Triangle Line Integral: Evaluating f(x,y)=(x+2y) Along Triangle C

[xmflea]

Let C be the triangle in the plane from (0,0) to (1,1) to (0,1) back to (0,0). evaluate the line integral of f along C if f(x,y)=(x+2y).

attempt:
C1: x=t y=t ds=root(1)dt, integrated t+2t from 0 to 1 to get 3/2
C2: x=-t ds=root(1)dt, integrated -t from -1 to 0 to get 1/2
C3: y=-t, ds=root(1)dt integrated -2t from -1 to 0 to get 1.
added up 3/2, 1/2, and 1 to get the wrong answer.
the correct answer is (1/2)(3root2 + 7)

looks like I am parametizing completely wrong. so how do i go about this? thanks.

 

[Cyosis]

For starters regarding path C1, c'(t)=(1,1). What is the length of the vector (1,1)? The rest of C1 is correct.
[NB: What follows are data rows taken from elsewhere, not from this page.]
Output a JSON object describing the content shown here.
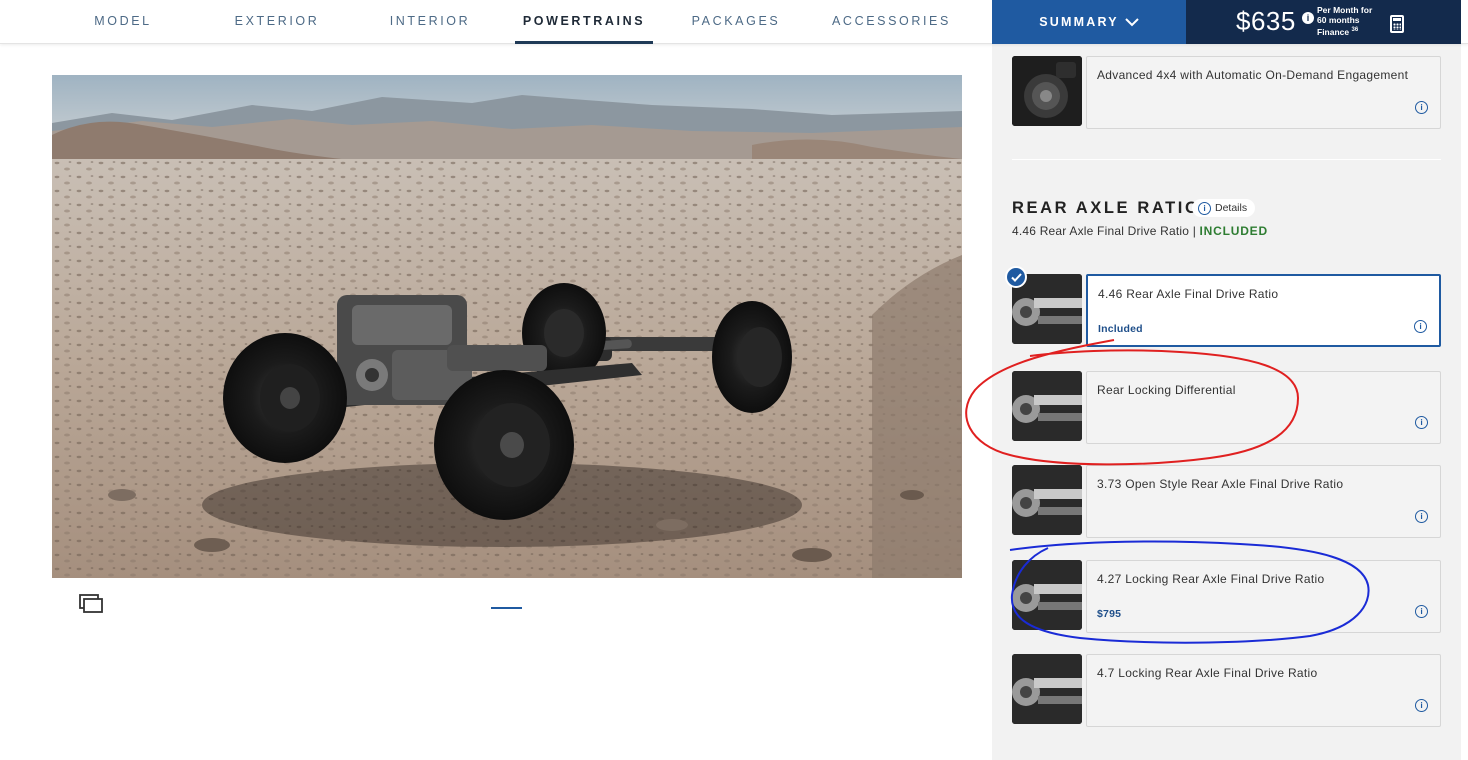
{
  "nav": {
    "tabs": [
      {
        "label": "MODEL"
      },
      {
        "label": "EXTERIOR"
      },
      {
        "label": "INTERIOR"
      },
      {
        "label": "POWERTRAINS"
      },
      {
        "label": "PACKAGES"
      },
      {
        "label": "ACCESSORIES"
      }
    ],
    "active_tab": "POWERTRAINS",
    "summary_label": "SUMMARY",
    "price": {
      "amount": "$635",
      "info_glyph": "i",
      "terms_line1": "Per Month for",
      "terms_line2": "60 months",
      "terms_line3": "Finance",
      "terms_footnote": "36"
    }
  },
  "colors": {
    "accent": "#1f5aa1",
    "navy": "#132a4c",
    "included_green": "#2e7d32",
    "annotation_red": "#e02020",
    "annotation_blue": "#1a2bd6"
  },
  "hero": {
    "image_subject": "off-road chassis with four wheels in desert landscape",
    "fullscreen_icon": "fullscreen-icon"
  },
  "drivetrain_card": {
    "title": "Advanced 4x4 with Automatic On-Demand Engagement"
  },
  "rear_axle": {
    "section_title": "REAR AXLE RATIO",
    "details_label": "Details",
    "current_value": "4.46 Rear Axle Final Drive Ratio",
    "separator": " | ",
    "current_status": "INCLUDED",
    "options": [
      {
        "title": "4.46 Rear Axle Final Drive Ratio",
        "sub": "Included",
        "selected": true
      },
      {
        "title": "Rear Locking Differential",
        "sub": "",
        "selected": false
      },
      {
        "title": "3.73 Open Style Rear Axle Final Drive Ratio",
        "sub": "",
        "selected": false
      },
      {
        "title": "4.27 Locking Rear Axle Final Drive Ratio",
        "sub": "$795",
        "selected": false
      },
      {
        "title": "4.7 Locking Rear Axle Final Drive Ratio",
        "sub": "",
        "selected": false
      }
    ]
  }
}
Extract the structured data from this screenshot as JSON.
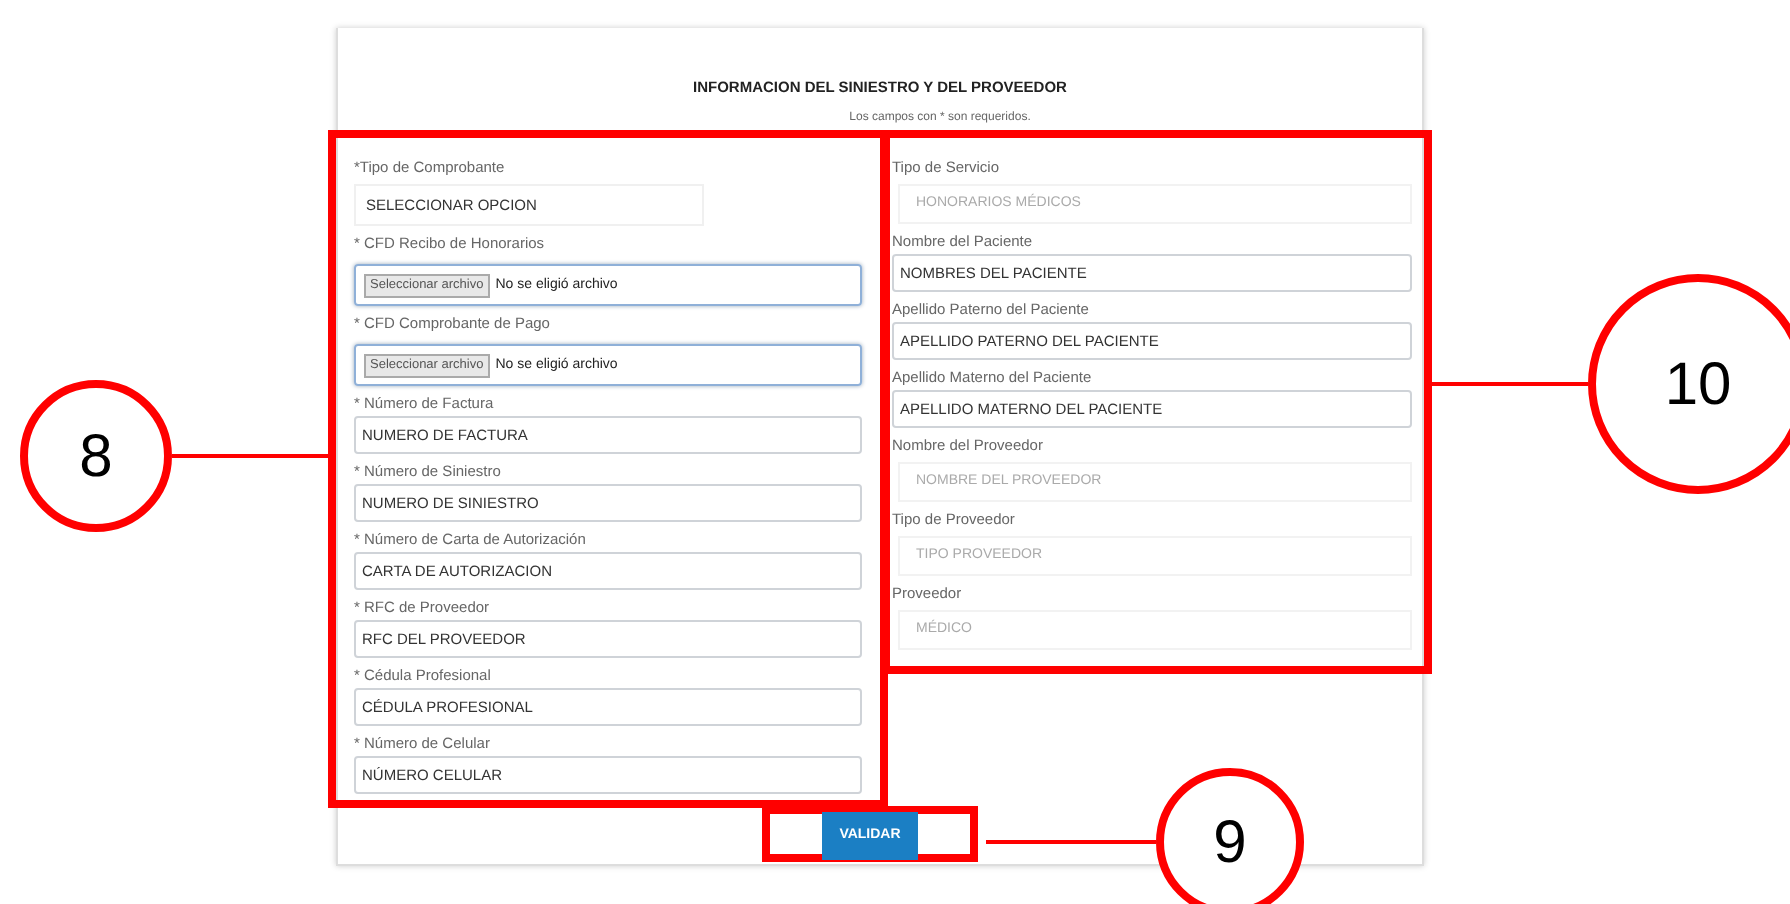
{
  "title": "INFORMACION DEL SINIESTRO Y DEL PROVEEDOR",
  "subtitle": "Los campos con * son requeridos.",
  "left_fields": [
    {
      "label": "*Tipo de Comprobante",
      "kind": "select",
      "value": "SELECCIONAR OPCION"
    },
    {
      "label": "* CFD Recibo de Honorarios",
      "kind": "file",
      "button": "Seleccionar archivo",
      "status": "No se eligió archivo"
    },
    {
      "label": "* CFD Comprobante de Pago",
      "kind": "file",
      "button": "Seleccionar archivo",
      "status": "No se eligió archivo"
    },
    {
      "label": "* Número de Factura",
      "kind": "text",
      "value": "NUMERO DE FACTURA"
    },
    {
      "label": "* Número de Siniestro",
      "kind": "text",
      "value": "NUMERO DE SINIESTRO"
    },
    {
      "label": "* Número de Carta de Autorización",
      "kind": "text",
      "value": "CARTA DE AUTORIZACION"
    },
    {
      "label": "* RFC de Proveedor",
      "kind": "text",
      "value": "RFC DEL PROVEEDOR"
    },
    {
      "label": "* Cédula Profesional",
      "kind": "text",
      "value": "CÉDULA PROFESIONAL"
    },
    {
      "label": "* Número de Celular",
      "kind": "text",
      "value": "NÚMERO CELULAR"
    }
  ],
  "right_fields": [
    {
      "label": "Tipo de Servicio",
      "kind": "readonly",
      "value": "HONORARIOS MÉDICOS"
    },
    {
      "label": "Nombre del Paciente",
      "kind": "text",
      "value": "NOMBRES DEL PACIENTE"
    },
    {
      "label": "Apellido Paterno del Paciente",
      "kind": "text",
      "value": "APELLIDO PATERNO DEL PACIENTE"
    },
    {
      "label": "Apellido Materno del Paciente",
      "kind": "text",
      "value": "APELLIDO MATERNO DEL PACIENTE"
    },
    {
      "label": "Nombre del Proveedor",
      "kind": "readonly",
      "value": "NOMBRE DEL PROVEEDOR"
    },
    {
      "label": "Tipo de Proveedor",
      "kind": "readonly",
      "value": "TIPO PROVEEDOR"
    },
    {
      "label": "Proveedor",
      "kind": "readonly",
      "value": "MÉDICO"
    }
  ],
  "button": "VALIDAR",
  "callouts": [
    "8",
    "9",
    "10"
  ]
}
For path C2 c(1) should yield (1,1). In your case c(1)=(1,k), with k an undetermined parameter since you didn't parametrize y for this side of the triangle.
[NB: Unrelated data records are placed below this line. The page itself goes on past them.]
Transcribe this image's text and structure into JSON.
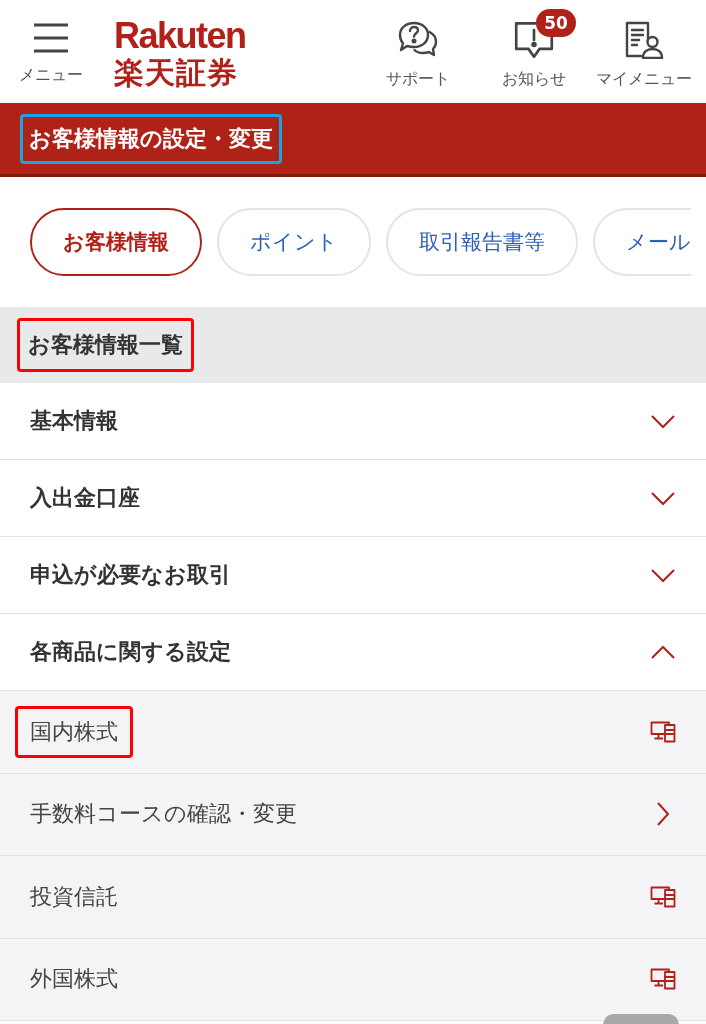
{
  "header": {
    "menu": {
      "label": "メニュー"
    },
    "logo": {
      "brand": "Rakuten",
      "name": "楽天証券"
    },
    "actions": [
      {
        "kind": "support",
        "label": "サポート"
      },
      {
        "kind": "notice",
        "label": "お知らせ",
        "badge": "50"
      },
      {
        "kind": "mymenu",
        "label": "マイメニュー"
      }
    ]
  },
  "page_title": {
    "text": "お客様情報の設定・変更",
    "highlight": {
      "color": "#19a4e6"
    }
  },
  "tabs": [
    {
      "label": "お客様情報",
      "selected": true
    },
    {
      "label": "ポイント",
      "selected": false
    },
    {
      "label": "取引報告書等",
      "selected": false
    },
    {
      "label": "メール",
      "selected": false
    }
  ],
  "section": {
    "title": "お客様情報一覧",
    "highlight": {
      "color": "#ff0000"
    }
  },
  "items": [
    {
      "label": "基本情報",
      "expanded": false
    },
    {
      "label": "入出金口座",
      "expanded": false
    },
    {
      "label": "申込が必要なお取引",
      "expanded": false
    },
    {
      "label": "各商品に関する設定",
      "expanded": true,
      "children": [
        {
          "label": "国内株式",
          "kind": "pc",
          "highlight": {
            "color": "#ff0000"
          }
        },
        {
          "label": "手数料コースの確認・変更",
          "kind": "link"
        },
        {
          "label": "投資信託",
          "kind": "pc"
        },
        {
          "label": "外国株式",
          "kind": "pc"
        }
      ]
    }
  ]
}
For path C3 a similar problem occurs.

You want to find yourself a parametrization of the following form:

c(t) = \left\{ \begin{matrix} (t,t) & 0 \leq t \leq 1 \\ (..,..) & 1 \leq t \leq 2 \\ (..,..) & 2 \leq t \leq 3 \end{matrix} \right

What you have been doing so far is making some weird jumps in time for your C2 and C3 paths. I suggest you draw the triangle and seeing as all sides are straight lines use y=at+b to parametrize each segment.
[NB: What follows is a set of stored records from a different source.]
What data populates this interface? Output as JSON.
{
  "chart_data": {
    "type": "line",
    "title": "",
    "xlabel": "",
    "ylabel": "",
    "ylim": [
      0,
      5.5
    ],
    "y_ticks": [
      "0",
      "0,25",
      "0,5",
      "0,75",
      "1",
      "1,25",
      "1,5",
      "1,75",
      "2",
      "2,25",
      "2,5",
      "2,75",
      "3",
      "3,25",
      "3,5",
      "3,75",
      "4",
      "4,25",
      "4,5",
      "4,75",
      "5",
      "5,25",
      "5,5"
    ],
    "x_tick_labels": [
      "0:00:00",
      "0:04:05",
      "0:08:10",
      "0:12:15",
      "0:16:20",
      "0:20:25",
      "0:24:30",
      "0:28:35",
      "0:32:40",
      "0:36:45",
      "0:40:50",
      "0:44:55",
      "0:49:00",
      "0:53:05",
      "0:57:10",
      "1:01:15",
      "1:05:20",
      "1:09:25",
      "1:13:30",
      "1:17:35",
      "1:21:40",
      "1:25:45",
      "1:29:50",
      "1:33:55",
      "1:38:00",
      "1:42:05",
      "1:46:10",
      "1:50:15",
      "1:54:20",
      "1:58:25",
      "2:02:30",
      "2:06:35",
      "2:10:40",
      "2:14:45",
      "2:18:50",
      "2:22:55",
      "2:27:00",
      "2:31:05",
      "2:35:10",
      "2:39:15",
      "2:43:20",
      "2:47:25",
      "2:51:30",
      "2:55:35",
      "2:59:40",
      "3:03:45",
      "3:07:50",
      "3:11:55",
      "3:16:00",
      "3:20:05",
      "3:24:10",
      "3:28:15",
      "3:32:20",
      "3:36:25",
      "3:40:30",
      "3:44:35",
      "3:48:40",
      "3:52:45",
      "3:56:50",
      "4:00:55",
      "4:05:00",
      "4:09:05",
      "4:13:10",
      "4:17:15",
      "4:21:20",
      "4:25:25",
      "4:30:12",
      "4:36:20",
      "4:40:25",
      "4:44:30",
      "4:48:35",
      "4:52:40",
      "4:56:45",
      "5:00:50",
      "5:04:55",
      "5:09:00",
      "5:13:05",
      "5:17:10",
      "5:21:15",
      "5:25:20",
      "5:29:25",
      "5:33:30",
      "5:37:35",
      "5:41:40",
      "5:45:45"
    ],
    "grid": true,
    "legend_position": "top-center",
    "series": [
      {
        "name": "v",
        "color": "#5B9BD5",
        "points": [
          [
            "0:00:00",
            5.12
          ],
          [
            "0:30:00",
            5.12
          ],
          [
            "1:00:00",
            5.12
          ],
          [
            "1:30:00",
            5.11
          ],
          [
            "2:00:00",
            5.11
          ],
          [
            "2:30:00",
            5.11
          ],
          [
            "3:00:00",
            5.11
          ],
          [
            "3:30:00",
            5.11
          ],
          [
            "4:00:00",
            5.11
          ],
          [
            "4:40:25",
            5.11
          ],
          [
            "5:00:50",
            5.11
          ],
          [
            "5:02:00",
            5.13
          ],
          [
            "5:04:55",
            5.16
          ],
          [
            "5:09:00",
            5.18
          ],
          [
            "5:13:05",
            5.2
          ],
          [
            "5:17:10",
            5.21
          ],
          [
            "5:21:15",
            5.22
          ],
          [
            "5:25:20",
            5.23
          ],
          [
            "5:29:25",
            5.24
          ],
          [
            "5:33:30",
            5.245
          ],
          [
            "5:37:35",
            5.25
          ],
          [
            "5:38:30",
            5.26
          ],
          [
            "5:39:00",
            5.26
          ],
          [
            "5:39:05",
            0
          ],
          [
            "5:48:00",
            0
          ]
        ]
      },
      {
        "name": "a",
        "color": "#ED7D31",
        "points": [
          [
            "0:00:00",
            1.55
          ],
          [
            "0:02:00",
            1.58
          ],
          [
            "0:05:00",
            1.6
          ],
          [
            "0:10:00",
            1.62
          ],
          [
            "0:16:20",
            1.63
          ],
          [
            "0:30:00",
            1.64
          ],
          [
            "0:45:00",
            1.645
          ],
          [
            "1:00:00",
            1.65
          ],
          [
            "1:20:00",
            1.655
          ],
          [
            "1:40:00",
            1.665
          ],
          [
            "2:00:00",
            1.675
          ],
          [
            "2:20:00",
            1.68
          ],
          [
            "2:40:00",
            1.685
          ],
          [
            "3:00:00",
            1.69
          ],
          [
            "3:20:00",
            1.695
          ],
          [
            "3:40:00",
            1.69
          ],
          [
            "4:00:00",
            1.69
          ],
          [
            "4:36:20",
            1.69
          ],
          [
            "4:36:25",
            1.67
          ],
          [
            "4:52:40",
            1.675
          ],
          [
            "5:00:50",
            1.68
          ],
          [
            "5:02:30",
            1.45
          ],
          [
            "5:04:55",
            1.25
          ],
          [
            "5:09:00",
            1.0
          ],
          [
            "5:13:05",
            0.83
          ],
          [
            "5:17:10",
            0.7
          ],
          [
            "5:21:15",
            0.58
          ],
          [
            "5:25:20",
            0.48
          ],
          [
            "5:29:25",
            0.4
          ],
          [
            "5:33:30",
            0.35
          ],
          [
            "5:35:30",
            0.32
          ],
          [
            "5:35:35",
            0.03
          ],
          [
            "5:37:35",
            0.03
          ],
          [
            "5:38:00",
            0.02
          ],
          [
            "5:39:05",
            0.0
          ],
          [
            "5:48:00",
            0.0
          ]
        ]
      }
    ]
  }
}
Example for the side (1,1)->(0,1)

We know that the y coordinate remains constant and equals 1. Therefore our parametrization will be of the form (x(t),1). We now need to find x(t). x(t) decreases linearly between 1 and 0 so its equation will look like x=at+b. For t=1 we know that x=1 therefore 1=a+b. For t=2 we know that x=0 therefore 0=2a+b. Solving for a and b will yield x(t)=2-t therefore c(t)=(2-t,1).